How a Few Yellow Dots Burned the Intercept's NSA Leaker

On Monday, news outlet The Intercept released documents on election tampering from an NSA leaker. The documents revealed that a Russian intelligence operation sent spear-phishing emails to more than 100 local election officials days before the election, which ran through a hack of a U.S. voting software supplier. Hours later, the Department of Justice charged 25-year-old government contractor Reality Leigh Winner with sharing top secret material with the media. The DoJ said it Winner had "printed and improperly removed classified intelligence reporting, which contained classified national defense information" before mailing the materials. But how could the DoJ know that it was Winner who had printed the documents, or that the documents were printed at all? ArsTechnica explains: [...] The Intercept team inadvertently exposed its source because the copy showed fold marks that indicated it had been printed -- and it included encoded watermarking that revealed exactly when it had been printed and on what printer. The watermarks in the scanned document The Intercept published yesterday -- were from a Xerox Docucolor printer. Many printers use this or similar schemes, printing faint yellow dots in a grid pattern on printed documents as a form of steganography, encoding metadata about the document into its hard-copy output. Researchers working with the Electronic Frontier Foundation have reverse-engineered the grid pattern employed by this class of printer; using the tool, Ars (and others, including security researcher Robert Graham) determined that the document passed to The Intercept was printed on May 9, 2017 at 6:20am from a printer with the serial number 535218 or 29535218. Further reading: How The Intercept Outed Reality Winner.

Re:This wasn't the only way

[Jason+Levine]

How can someone work for the NSA and NOT be aware that they track everything? If I was an NSA leaker, I certainly wouldn't be e-mailing my leaks from my work computer/e-mail account. I'd set up a throwaway account (and even then would be looking over my shoulder every second).

Re: Reality Winner

Sadly, she is being charged under the Espionage Act. There is no defense, no mitigating circumstances, and she will spend many long years in prison as an example. Even if you disagree with her actions , this sounds inappropriate. Like the Soviet Union or China.

Re:Take a photo

[Train0987]

Or maybe don't leak classified information that you're sworn to protect in the first place?

Re:Lesson to learn

[Gr8Apes]

Then again, they also (reportedly) gave away her location (Augusta GA) to the government person they were trying to verify the documents with.

Wait, they have top secret government documents, and they're going to verify them with the government? And then give information of their source to the government? And then release the original photos of documents to the public? Did they also hand over the originals to the government so they could grab fingerprints and other forensic evidence off of them?

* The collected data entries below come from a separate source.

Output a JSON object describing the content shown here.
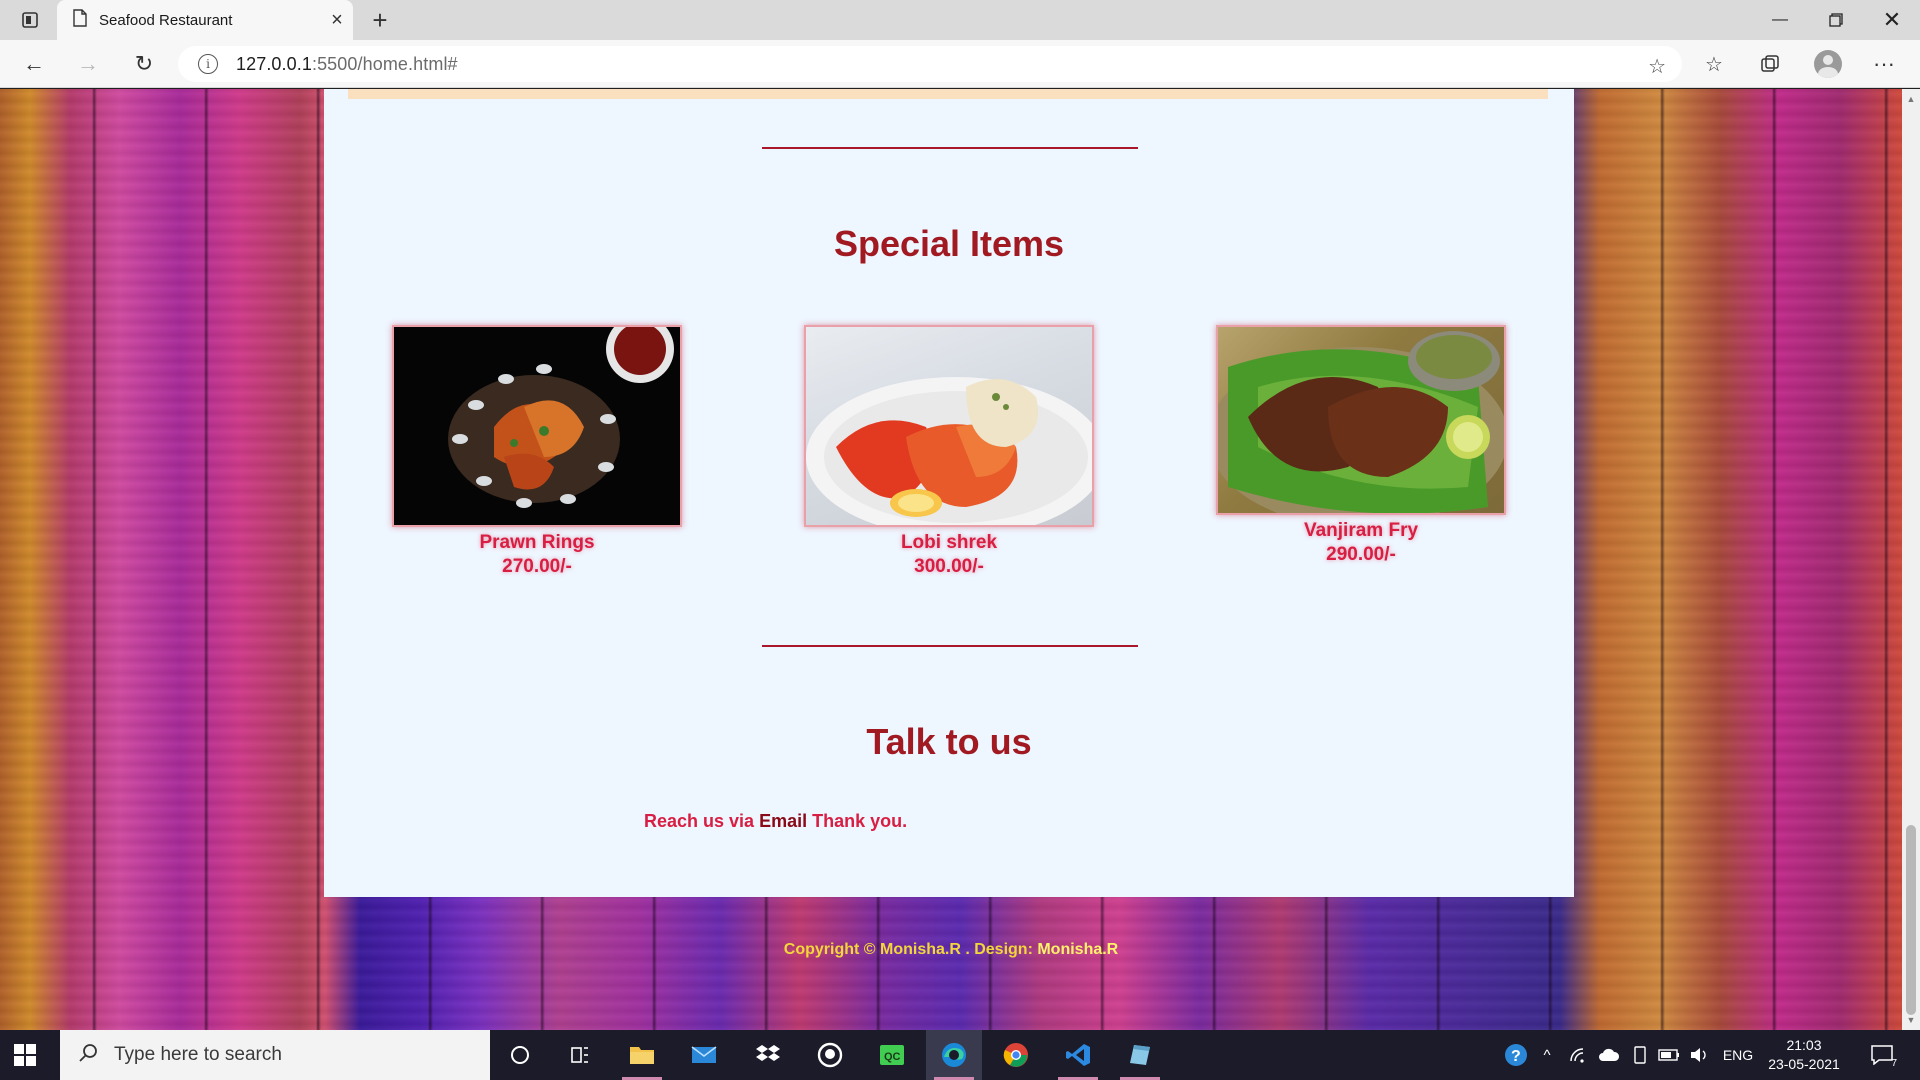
{
  "browser": {
    "tab_title": "Seafood Restaurant",
    "url_host": "127.0.0.1",
    "url_path": ":5500/home.html#"
  },
  "page": {
    "special_title": "Special Items",
    "items": [
      {
        "name": "Prawn Rings",
        "price": "270.00/-"
      },
      {
        "name": "Lobi shrek",
        "price": "300.00/-"
      },
      {
        "name": "Vanjiram Fry",
        "price": "290.00/-"
      }
    ],
    "contact_title": "Talk to us",
    "reach_prefix": "Reach us via",
    "reach_link": "Email",
    "reach_suffix": "Thank you.",
    "footer_prefix": "Copyright © Monisha.R . Design:",
    "footer_name": "Monisha.R"
  },
  "taskbar": {
    "search_placeholder": "Type here to search",
    "language": "ENG",
    "time": "21:03",
    "date": "23-05-2021",
    "notifications": "7"
  },
  "icons": {
    "tab_actions": "tab-actions-icon",
    "page": "page-icon",
    "back": "back-arrow-icon",
    "forward": "forward-arrow-icon",
    "refresh": "refresh-icon",
    "info": "info-icon",
    "favorites": "favorites-icon",
    "collections": "collections-icon",
    "menu": "more-icon"
  },
  "colors": {
    "heading": "#a11a22",
    "item_text": "#d81e42",
    "footer_text": "#f2d63a",
    "panel_bg": "#eef6ff"
  }
}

There is no excuse for how many failures the Intercept committed in protecting a formerly anonymous source. I'm going out on a limb here and say that this will be the last time they receive info from an actual anonymous source that isn't a complete idiot. Then again, as noted, Winner appears to qualify as a complete idiot, emailing them from work in the first place.

Re:This wasn't the only way

[h4ck7h3p14n37]

Diversity hire. Someone with her background definitely should not have received a Top Secret clearance.